Estado, ETE e Grupo Yildirim, concessionários dos terminais de carga geral e de granéis sólidos e de contentores do porto de Leixões com acordo à vista.

A renegociação dos contratos de concessão dos terminais portuários do porto de Leixões, que têm estado a ser negociados entre o Estado português e os respetivos concessionários privados, está na sua fase final e os seus resultados deverão ser conhecidos publicamente em breve. Em causa estão os contratos dos terminais de carga geral e granéis sólidos – TCGL, gerido pela ETE – Empresa de Tráfego e Estiva – e de contentores – TCL, gerido pelo grupo turco Yildirim (ex-Tertir, anteriormente integrada na Mota-Engil), em associação com a ETE.

“O processo de renegociação dos contratos de concessões dos terminais portuários de Leixões estão muito bem encaminhados e deverão estar concluídos em breve”, revelou João Carvalho em declarações ao Jornal Económico.

O presidente da AMT adiantou que a entidade reguladora dos transportes tem participado no processo negocial na qualidade de observadora, “no sentido de abreviar o processo quando tivermos de dar o nosso parecer”.

“A renegociação dos contratos existentes é uma imposição e o seu grande objetivo é a diminuição da fatura portuária nacional. Qualquer contrato existente terá de ser alterado. Qualquer alteração terá de vir a nós, temos de nos pronunciar”, explica João Carvalho.

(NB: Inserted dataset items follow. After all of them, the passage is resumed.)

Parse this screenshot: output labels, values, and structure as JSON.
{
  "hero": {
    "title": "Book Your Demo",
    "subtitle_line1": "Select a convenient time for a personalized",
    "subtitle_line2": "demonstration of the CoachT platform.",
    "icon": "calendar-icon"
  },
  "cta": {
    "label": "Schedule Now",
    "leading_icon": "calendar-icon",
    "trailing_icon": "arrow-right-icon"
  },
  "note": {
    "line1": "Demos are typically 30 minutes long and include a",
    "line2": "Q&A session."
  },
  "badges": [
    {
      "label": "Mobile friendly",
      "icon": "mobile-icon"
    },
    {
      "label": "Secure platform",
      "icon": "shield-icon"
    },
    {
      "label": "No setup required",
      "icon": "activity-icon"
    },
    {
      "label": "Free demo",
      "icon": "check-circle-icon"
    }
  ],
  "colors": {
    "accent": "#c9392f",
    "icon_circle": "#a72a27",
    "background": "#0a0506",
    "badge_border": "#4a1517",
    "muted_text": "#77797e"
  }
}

A elaboração dos pareceres sobre os novos contratos alterados das concessões dos terminais portuários de Leixões deverá ser um processo pacífico e rápido, uma vez que na qualidade de observadores, a AMT foi apresentando diversas sugestões a ambas as partes no âmbito do processo negocial que decorre há vários meses entre o Estado e os concessionários privados.

Também em declarações ao Jornal Económico, Luís Nagy, CEO da ETE, confirmou o desfecho próximo deste processo negocial. “As negociações estão bem encaminhadas, mas não faz sentido que eu avance com mais detalhes quando estão ainda a haver negociações”, avançou o responsável pelo grupo líder no setor marítimo-portuário nacional.

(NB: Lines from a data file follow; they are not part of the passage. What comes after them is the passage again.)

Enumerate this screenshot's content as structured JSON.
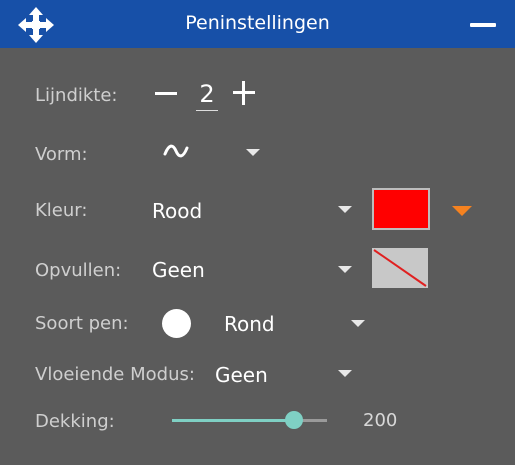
{
  "window": {
    "title": "Peninstellingen"
  },
  "thickness": {
    "label": "Lijndikte:",
    "value": "2"
  },
  "shape": {
    "label": "Vorm:"
  },
  "color": {
    "label": "Kleur:",
    "value": "Rood",
    "swatch": "#ff0000",
    "accent": "#f58220"
  },
  "fill": {
    "label": "Opvullen:",
    "value": "Geen"
  },
  "pen": {
    "label": "Soort pen:",
    "value": "Rond"
  },
  "blend": {
    "label": "Vloeiende Modus:",
    "value": "Geen"
  },
  "opacity": {
    "label": "Dekking:",
    "value": "200",
    "max": 255
  },
  "colors": {
    "titlebar": "#1750a8",
    "panel": "#5b5b5b",
    "slider": "#7fd0c4"
  },
  "icons": [
    "move-icon",
    "minimize-icon",
    "minus-icon",
    "plus-icon",
    "wave-icon",
    "chevron-down-icon",
    "round-pen-icon"
  ]
}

Quanto a ‘timings’ sobre os processos negociais que vão ser encetados para outros terminais portuários em outros portos nacionais, Eduardo Nagy explica que “a senhora ministra do Mar considerou que o porto de Leixões deveria ser o primeiro onde se procederia a esta renegociação dos contratos, e que iria depois para outros portos, e não tratar de tudo em simultâneo”. A renegociação das concessões dos terminais portuários dos portos de Sines, Setúbal, Lisboa e Aveiro deverá arrancar em 2017. Mais detalhes sobre a calendarização de cada um dos processos deverão fornecidos na próxima segunda-feira, na apresentação da “Estratégia para o Aumento da Competitividade Portuária”, que irá decorrer em Sines, com as presenças de Ana Paula Vitorino, ministra do Mar, e do primeiro-ministro António Costa.